Allerdings hat ein Nutzungsberechtigter in der Regel kein wirtschaftliches Eigentum an dem ihm zur Nutzung überlassenen Wirtschaftsgut. Etwas anderes kann gelten, wenn der Nutzungsberechtigte statt des Eigentümers die Kosten der Anschaffung oder Herstellung eines von ihm selbst genutzten Wirtschaftsguts trägt und ihm für die voraussichtliche Nutzungsdauer Substanz und Ertrag des Wirtschaftsguts wirtschaftlich zustehen (vgl. z.B. BFH-Urteile vom 28.05.2015, IV R 3/13, vom 13.10.2016, IV R 33/13 und vom 02.06.2016, IV R 23/13).

Allgemeine Zurechnungsgrundsätze

Eine wirtschaftliche Zurechnung nach § 39 Abs. 2 Nr. 1 S. 1 AO kommt auch bei entgeltlichen Nutzungsüberlassungen in Betracht, bei denen das Gesamtentgelt die vom Eigentümer getragenen Anschaffungs- und Herstellungskosten abdeckt, wenn sich die betriebsgewöhnliche Nutzungsdauer des Gegenstands und die Grundmietzeit annähernd decken oder zwar die betriebsgewöhnliche Nutzungsdauer erheblich länger als die Grundmietzeit ist, jedoch dem Nutzungsberechtigten ein Recht auf Verlängerung oder Kauf zusteht und bei Ausübung der Option nur ein geringer Mietzins oder Kaufpreis zu entrichten ist, d.h. bei wirtschaftlich vernünftiger Entscheidungsfindung mit der Ausübung des Rechts zu rechnen ist (vgl. z.B. BFH-Urteile vom 28.05.2015, IV R 3/13, vom 13.10.2016, IV R 33/13 und vom 02.06.2016, IV R 23/13). Hierfür muss dem Nutzungsberechtigten allerdings eine entsprechende rechtliche Befugnis z.B. in Gestalt einer Verlängerungs- oder Kaufoption zustehen. Hieran fehlt es, wenn lediglich eine Befugnis des Eigentümers z.B. in Gestalt eines Andienungsrechts besteht, selbst wenn dies von Anfang an so ausgestaltet ist, dass seine Ausübung als wirtschaftlich vernünftig erscheint (vgl. BFH-Urteil vom 13.10.2016, IV R 33/13). 

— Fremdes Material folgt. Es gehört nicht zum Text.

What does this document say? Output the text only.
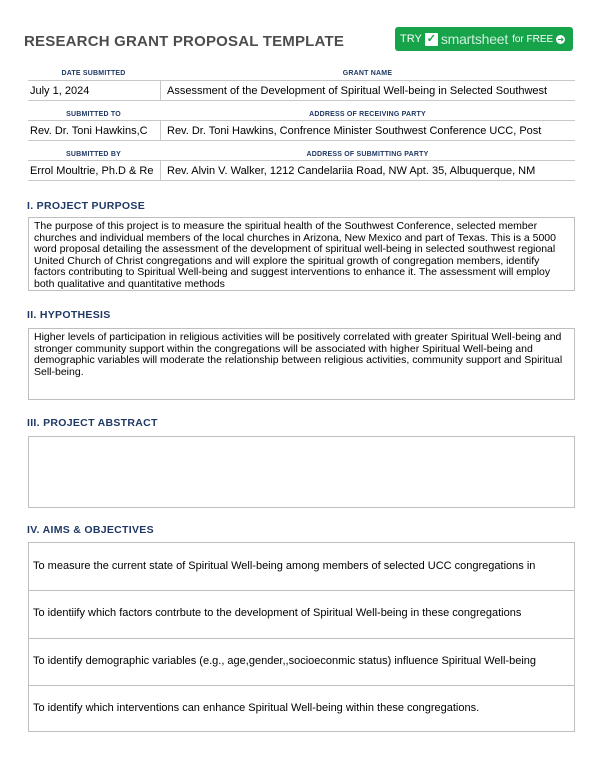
RESEARCH GRANT PROPOSAL TEMPLATE	TRY ✓ smartsheet for FREE ➜
DATE SUBMITTED	GRANT NAME
July 1, 2024	Assessment of the Development of Spiritual Well-being in Selected Southwest
SUBMITTED TO	ADDRESS OF RECEIVING PARTY
Rev. Dr. Toni Hawkins,C	Rev. Dr. Toni Hawkins, Confrence Minister Southwest Conference UCC, Post
SUBMITTED BY	ADDRESS OF SUBMITTING PARTY
Errol Moultrie, Ph.D & Re	Rev. Alvin V. Walker, 1212 Candelariia Road, NW Apt. 35, Albuquerque, NM
I. PROJECT PURPOSE
The purpose of this project is to measure the spiritual health of the Southwest Conference, selected member churches and individual members of the local churches in Arizona, New Mexico and part of Texas. This is a 5000 word proposal detailing the assessment of the development of spiritual well-being in selected southwest regional United Church of Christ congregations and will explore the spiritual growth of congregation members, identify factors contributing to Spiritual Well-being and suggest interventions to enhance it. The assessment will employ both qualitative and quantitative methods
II. HYPOTHESIS
Higher levels of participation in religious activities will be positively correlated with greater Spiritual Well-being and stronger community support within the congregations will be associated with higher Spiritual Well-being and demographic variables will moderate the relationship between religious activities, community support and Spiritual Sell-being.
III. PROJECT ABSTRACT
IV. AIMS & OBJECTIVES
To measure the current state of Spiritual Well-being among members of selected UCC congregations in
To identiify which factors contrbute to the development of Spiritual Well-being in these congregations
To identify demographic variables (e.g., age,gender,,socioeconmic status) influence Spiritual Well-being
To identify which interventions can enhance Spiritual Well-being within these congregations.
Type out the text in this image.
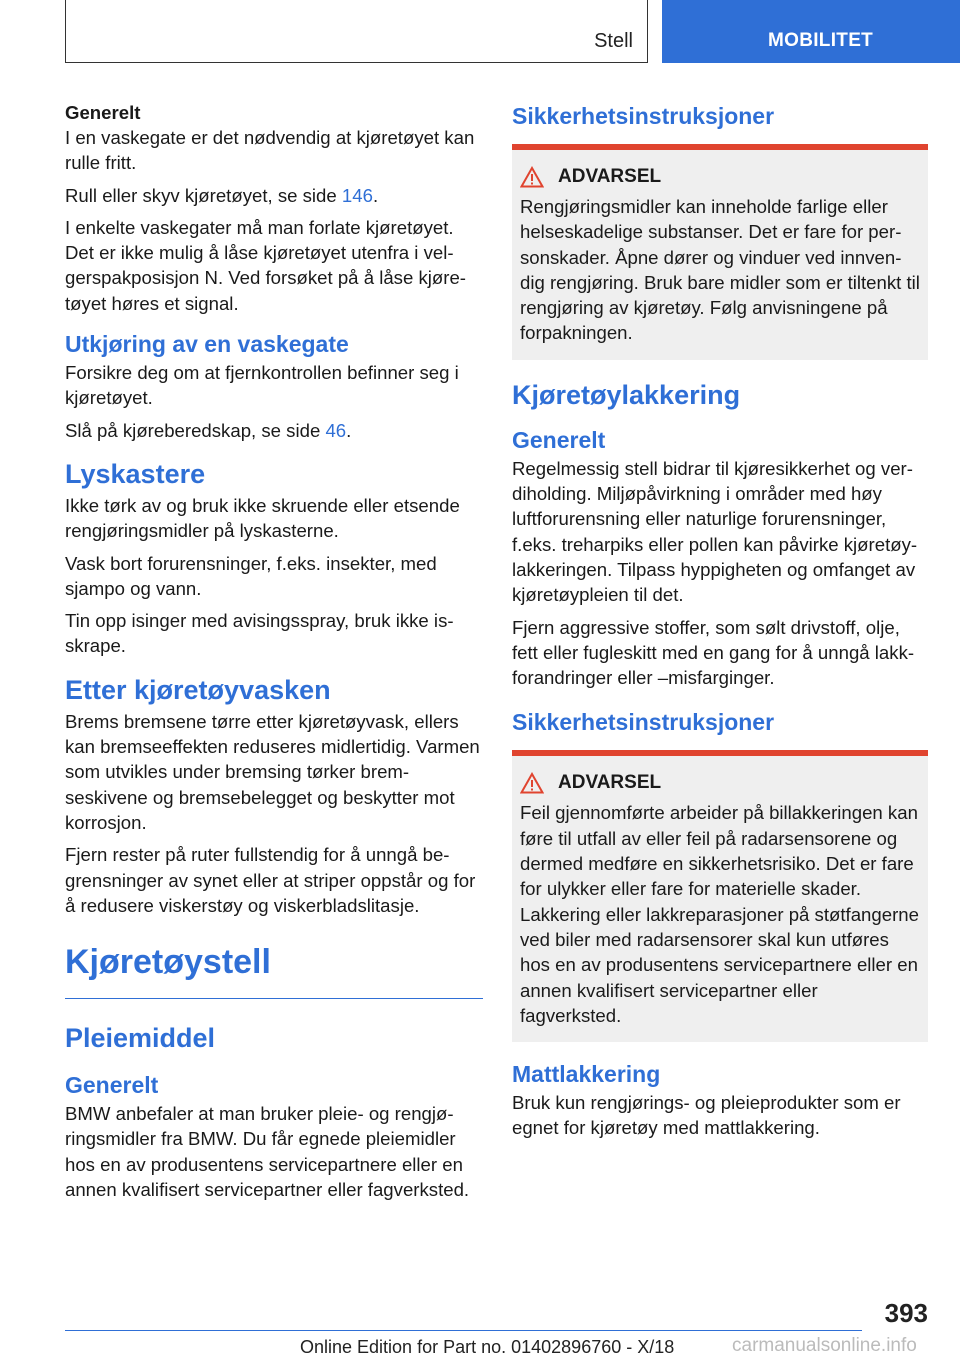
Stell	MOBILITET

Generelt

I en vaskegate er det nødvendig at kjøretøyet kan rulle fritt.

Rull eller skyv kjøretøyet, se side 146.

I enkelte vaskegater må man forlate kjøretøyet. Det er ikke mulig å låse kjøretøyet utenfra i velgerspakposisjon N. Ved forsøket på å låse kjøretøyet høres et signal.

Utkjøring av en vaskegate

Forsikre deg om at fjernkontrollen befinner seg i kjøretøyet.

Slå på kjøreberedskap, se side 46.

Lyskastere

Ikke tørk av og bruk ikke skruende eller etsende rengjøringsmidler på lyskasterne.

Vask bort forurensninger, f.eks. insekter, med sjampo og vann.

Tin opp isinger med avisingsspray, bruk ikke isskrape.

Etter kjøretøyvasken

Brems bremsene tørre etter kjøretøyvask, ellers kan bremseeffekten reduseres midlertidig. Varmen som utvikles under bremsing tørker bremseskivene og bremsebelegget og beskytter mot korrosjon.

Fjern rester på ruter fullstendig for å unngå begrensninger av synet eller at striper oppstår og for å redusere viskerstøy og viskerbladslitasje.

Kjøretøystell
Pleiemiddel
Generelt

BMW anbefaler at man bruker pleie- og rengjøringsmidler fra BMW. Du får egnede pleiemidler hos en av produsentens servicepartnere eller en annen kvalifisert servicepartner eller fagverksted.

Sikkerhetsinstruksjoner
ADVARSEL

Rengjøringsmidler kan inneholde farlige eller helseskadelige substanser. Det er fare for personskader. Åpne dører og vinduer ved innvendig rengjøring. Bruk bare midler som er tiltenkt til rengjøring av kjøretøy. Følg anvisningene på forpakningen.

Kjøretøylakkering
Generelt

Regelmessig stell bidrar til kjøresikkerhet og verdiholding. Miljøpåvirkning i områder med høy luftforurensning eller naturlige forurensninger, f.eks. treharpiks eller pollen kan påvirke kjøretøylakkeringen. Tilpass hyppigheten og omfanget av kjøretøypleien til det.

Fjern aggressive stoffer, som sølt drivstoff, olje, fett eller fugleskitt med en gang for å unngå lakkforandringer eller –misfarginger.

Sikkerhetsinstruksjoner
ADVARSEL

Feil gjennomførte arbeider på billakkeringen kan føre til utfall av eller feil på radarsensorene og dermed medføre en sikkerhetsrisiko. Det er fare for ulykker eller fare for materielle skader. Lakkering eller lakkreparasjoner på støtfangerne ved biler med radarsensorer skal kun utføres hos en av produsentens servicepartnere eller en annen kvalifisert servicepartner eller fagverksted.

Mattlakkering

Bruk kun rengjørings- og pleieprodukter som er egnet for kjøretøy med mattlakkering.

393
Online Edition for Part no. 01402896760 - X/18	carmanualsonline.info
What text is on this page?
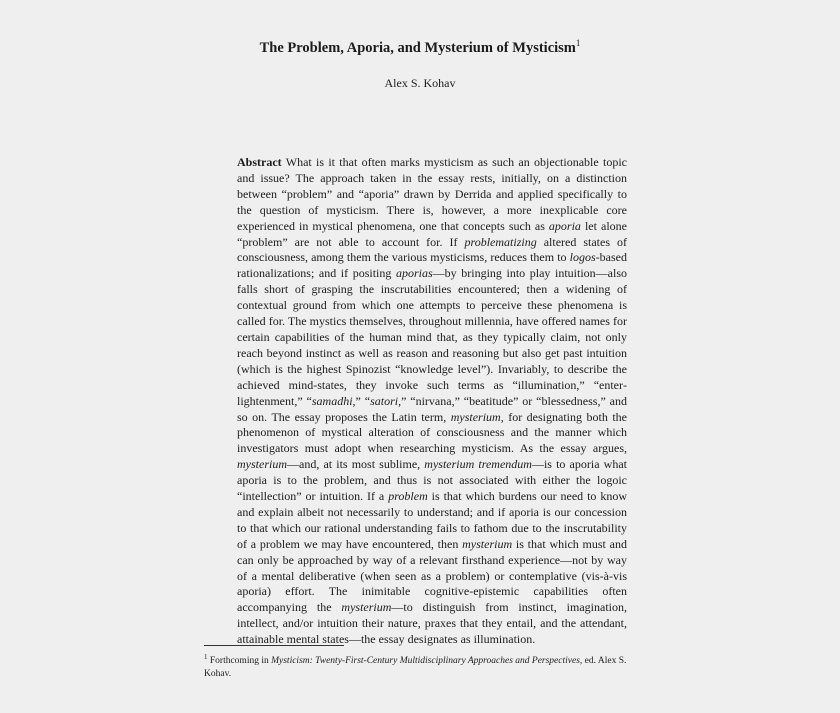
The Problem, Aporia, and Mysterium of Mysticism$^1$
Alex S. Kohav

Abstract What is it that often marks mysticism as such an objectionable topic and issue? The approach taken in the essay rests, initially, on a distinction between “problem” and “aporia” drawn by Derrida and applied specifically to the question of mysticism. There is, however, a more inexplicable core experienced in mystical phenomena, one that concepts such as aporia let alone “problem” are not able to account for. If problematizing altered states of consciousness, among them the various mysticisms, reduces them to logos-based rationalizations; and if positing aporias—by bringing into play intuition—also falls short of grasping the inscrutabilities encountered; then a widening of contextual ground from which one attempts to perceive these phenomena is called for. The mystics themselves, throughout millennia, have offered names for certain capabilities of the human mind that, as they typically claim, not only reach beyond instinct as well as reason and reasoning but also get past intuition (which is the highest Spinozist “knowledge level”). Invariably, to describe the achieved mind-states, they invoke such terms as “illumination,” “enterlightenment,” “samadhi,” “satori,” “nirvana,” “beatitude” or “blessedness,” and so on. The essay proposes the Latin term, mysterium, for designating both the phenomenon of mystical alteration of consciousness and the manner which investigators must adopt when researching mysticism. As the essay argues, mysterium—and, at its most sublime, mysterium tremendum—is to aporia what aporia is to the problem, and thus is not associated with either the logoic “intellection” or intuition. If a problem is that which burdens our need to know and explain albeit not necessarily to understand; and if aporia is our concession to that which our rational understanding fails to fathom due to the inscrutability of a problem we may have encountered, then mysterium is that which must and can only be approached by way of a relevant firsthand experience—not by way of a mental deliberative (when seen as a problem) or contemplative (vis-à-vis aporia) effort. The inimitable cognitive-epistemic capabilities often accompanying the mysterium—to distinguish from instinct, imagination, intellect, and/or intuition their nature, praxes that they entail, and the attendant, attainable mental states—the essay designates as illumination.

$^1$ Forthcoming in Mysticism: Twenty-First-Century Multidisciplinary Approaches and Perspectives, ed. Alex S. Kohav.
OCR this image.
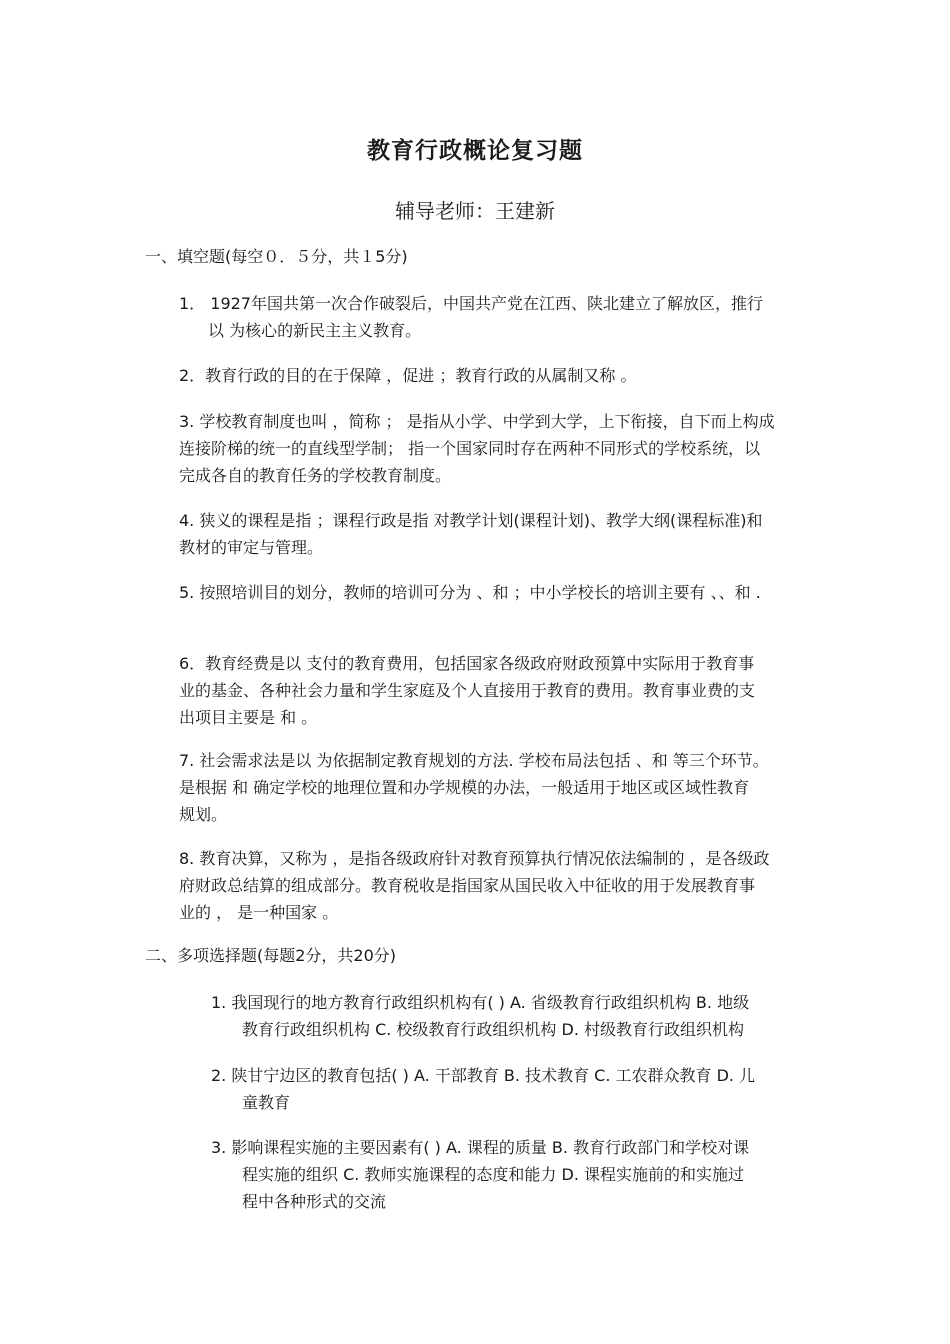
教育行政概论复习题
辅导老师：王建新
一、填空题(每空０．５分，共１5分)
1． 1927年国共第一次合作破裂后，中国共产党在江西、陕北建立了解放区，推行
以 为核心的新民主主义教育。
2．教育行政的目的在于保障 ，促进 ；教育行政的从属制又称 。
3. 学校教育制度也叫 ，简称 ； 是指从小学、中学到大学，上下衔接，自下而上构成
连接阶梯的统一的直线型学制； 指一个国家同时存在两种不同形式的学校系统，以
完成各自的教育任务的学校教育制度。
4. 狭义的课程是指 ；课程行政是指 对教学计划(课程计划)、教学大纲(课程标准)和
教材的审定与管理。
5. 按照培训目的划分，教师的培训可分为 、和 ；中小学校长的培训主要有 、、和 .
6．教育经费是以 支付的教育费用，包括国家各级政府财政预算中实际用于教育事
业的基金、各种社会力量和学生家庭及个人直接用于教育的费用。教育事业费的支
出项目主要是 和 。
7. 社会需求法是以 为依据制定教育规划的方法. 学校布局法包括 、和 等三个环节。
是根据 和 确定学校的地理位置和办学规模的办法，一般适用于地区或区域性教育
规划。
8. 教育决算，又称为 ，是指各级政府针对教育预算执行情况依法编制的 ，是各级政
府财政总结算的组成部分。教育税收是指国家从国民收入中征收的用于发展教育事
业的 ， 是一种国家 。
二、多项选择题(每题2分，共20分)
1. 我国现行的地方教育行政组织机构有( ) A. 省级教育行政组织机构 B. 地级
教育行政组织机构 C. 校级教育行政组织机构 D. 村级教育行政组织机构
2. 陕甘宁边区的教育包括( ) A. 干部教育 B. 技术教育 C. 工农群众教育 D. 儿
童教育
3. 影响课程实施的主要因素有( ) A. 课程的质量 B. 教育行政部门和学校对课
程实施的组织 C. 教师实施课程的态度和能力 D. 课程实施前的和实施过
程中各种形式的交流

Übertragbarkeit der Grundsätze für Leasingverträge

Diese allgemeinen Grundsätze gelten nach dem BFH auch für die Nutzungsüberlassung von Filmrechten, allerdings seien die hier bestehenden Besonderheiten zu beachten. Diese schließen es nach Ansicht des BFH aus, die für Leasingverträge entwickelten Grundsätze uneingeschränkt auf die Nutzungsüberlassung von Filmrechten zu übertragen. Die Finanzverwaltung vertritt dagegen in dem BMF-Schreiben vom 23.02.2001, Rz. 16, die Auffassung, dass wenn die Vertriebsvereinbarungen feste Laufzeiten und zusätzlich Verwertungsabreden (z. B. An- und Verkaufsoptionen und Ähnliches) vorsehen, die für Leasingverträge geltenden Grundsätze entsprechend heranzuziehen sind.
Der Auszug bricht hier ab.